TOKYO PALACE HOTEL, 2025
Photography, variable dimensions
The story of this work began many years ago with the purchase of tourist guide I found in an antique shop in São Paulo, Brazil: a royal-blue hardcover booklet produced in 1961 for guests of the newly opened Palace Hotel in Chiyoda, Tokyo. The guide, entirely written in English, was probably made for a certain financial class of tourists — someone with sophisticated and secure tastes. Americans, whisky drinkers, European couples, or businessmen in fancy suits. 
Tokyo is a territory that has been repeatedly destroyed and rebuilt over the centuries due to earthquakes, war, and rapid technological development. As a result, many places that appear historical are in fact reconstructions, replicas, or carefully maintained simulations of something that no longer exists.  I approach this condition through photography, focusing on spaces where artificiality, simulation, and memory overlap.
More than sixty years later, I used this guide as a set of instructions during an artistic residency in Tokyo. Following the addresses listed in its pages, I visited and photographed the locations suggested to travelers of another era. 
I walk through the city methodically, visiting the places mentioned in the guide.
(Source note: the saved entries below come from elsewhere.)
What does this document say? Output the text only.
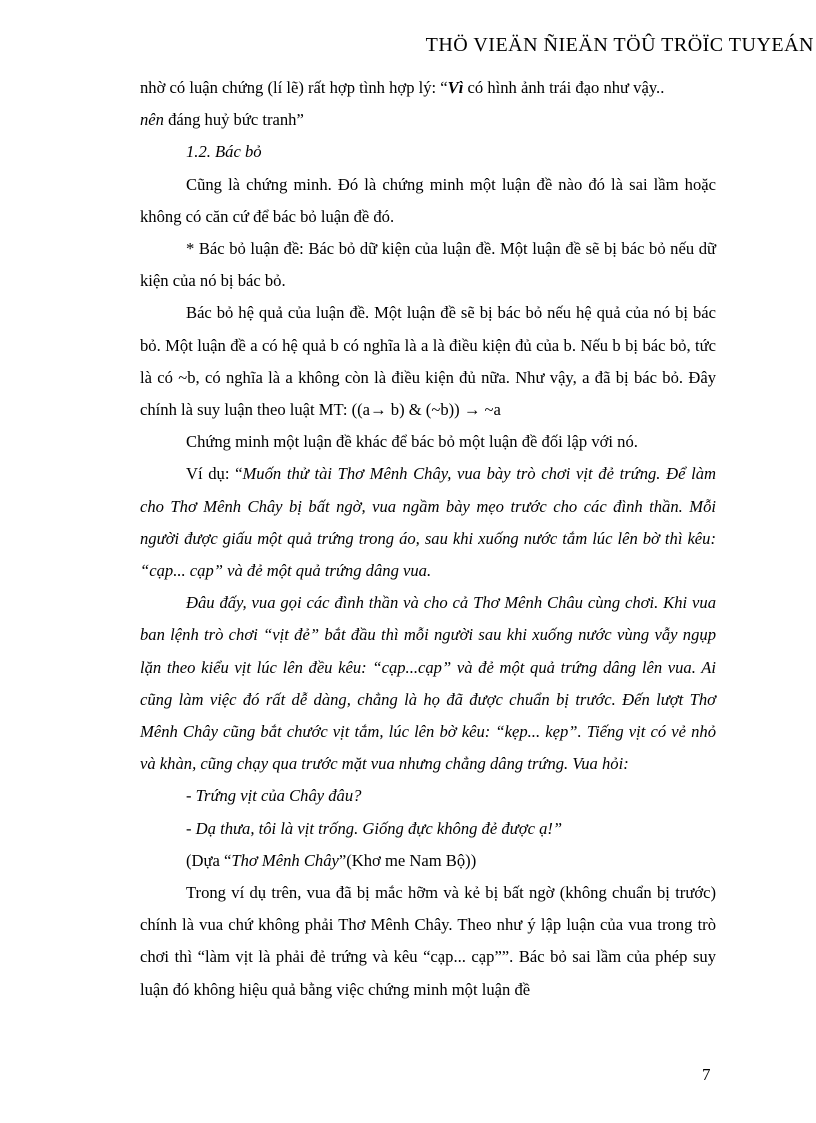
THÖ VIEÄN ÑIEÄN TÖÛ TRÖÏC TUYEÁN

nhờ có luận chứng (lí lẽ) rất hợp tình hợp lý: “Vì có hình ảnh trái đạo như vậy..
nên đáng huỷ bức tranh”

1.2. Bác bỏ

Cũng là chứng minh. Đó là chứng minh một luận đề nào đó là sai lầm hoặc không có căn cứ để bác bỏ luận đề đó.

* Bác bỏ luận đề: Bác bỏ dữ kiện của luận đề. Một luận đề sẽ bị bác bỏ nếu dữ kiện của nó bị bác bỏ.

Bác bỏ hệ quả của luận đề. Một luận đề sẽ bị bác bỏ nếu hệ quả của nó bị bác bỏ. Một luận đề a có hệ quả b có nghĩa là a là điều kiện đủ của b. Nếu b bị bác bỏ, tức là có ~b, có nghĩa là a không còn là điều kiện đủ nữa. Như vậy, a đã bị bác bỏ. Đây chính là suy luận theo luật MT: ((a→ b) & (~b)) → ~a

Chứng minh một luận đề khác để bác bỏ một luận đề đối lập với nó.

Ví dụ: “Muốn thử tài Thơ Mênh Chây, vua bày trò chơi vịt đẻ trứng. Để làm cho Thơ Mênh Chây bị bất ngờ, vua ngầm bày mẹo trước cho các đình thần. Mỗi người được giấu một quả trứng trong áo, sau khi xuống nước tắm lúc lên bờ thì kêu: “cạp... cạp” và đẻ một quả trứng dâng vua.

Đâu đấy, vua gọi các đình thần và cho cả Thơ Mênh Châu cùng chơi. Khi vua ban lệnh trò chơi “vịt đẻ” bắt đầu thì mỗi người sau khi xuống nước vùng vẫy ngụp lặn theo kiểu vịt lúc lên đều kêu: “cạp...cạp” và đẻ một quả trứng dâng lên vua. Ai cũng làm việc đó rất dễ dàng, chẳng là họ đã được chuẩn bị trước. Đến lượt Thơ Mênh Chây cũng bắt chước vịt tắm, lúc lên bờ kêu: “kẹp... kẹp”. Tiếng vịt có vẻ nhỏ và khàn, cũng chạy qua trước mặt vua nhưng chẳng dâng trứng. Vua hỏi:

- Trứng vịt của Chây đâu?

- Dạ thưa, tôi là vịt trống. Giống đực không đẻ được ạ!”

(Dựa “Thơ Mênh Chây”(Khơ me Nam Bộ))

Trong ví dụ trên, vua đã bị mắc hỡm và kẻ bị bất ngờ (không chuẩn bị trước) chính là vua chứ không phải Thơ Mênh Chây. Theo như ý lập luận của vua trong trò chơi thì “làm vịt là phải đẻ trứng và kêu “cạp... cạp””. Bác bỏ sai lầm của phép suy luận đó không hiệu quả bằng việc chứng minh một luận đề

7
Like a good tourist, I visit and photograph each place only once, knowing I will never return. There is always a daily repetition of events: newlyweds posing for portraits in the Imperial Garden, the futuristic boats that sail along the Sumida River,  the internal train line circles endlessly around the complex of resorts that surround Disney. 
I remember the story about the Ship of Theseus, which is somehow called a “paradox” tale.  Theseus is a ghost ship, sailing the ocean eternally. The journey is so long that, along the way, the ship’s parts are replaced by others, and others, and so on, until nothing of the original construction remains. 
I think of the city of Tokyo as a Ship of Theseus — sailing through calm, ancient, prehistoric waters, close to electric fish and other creatures that inhabit the ocean’s abyss, its trenches, its deepest precipices. The ship is silver, built from the most robust and sophisticated wood. Even though all its parts have been endlessly replaced, countless times, it remains recognizable — in dreams and in the world of images.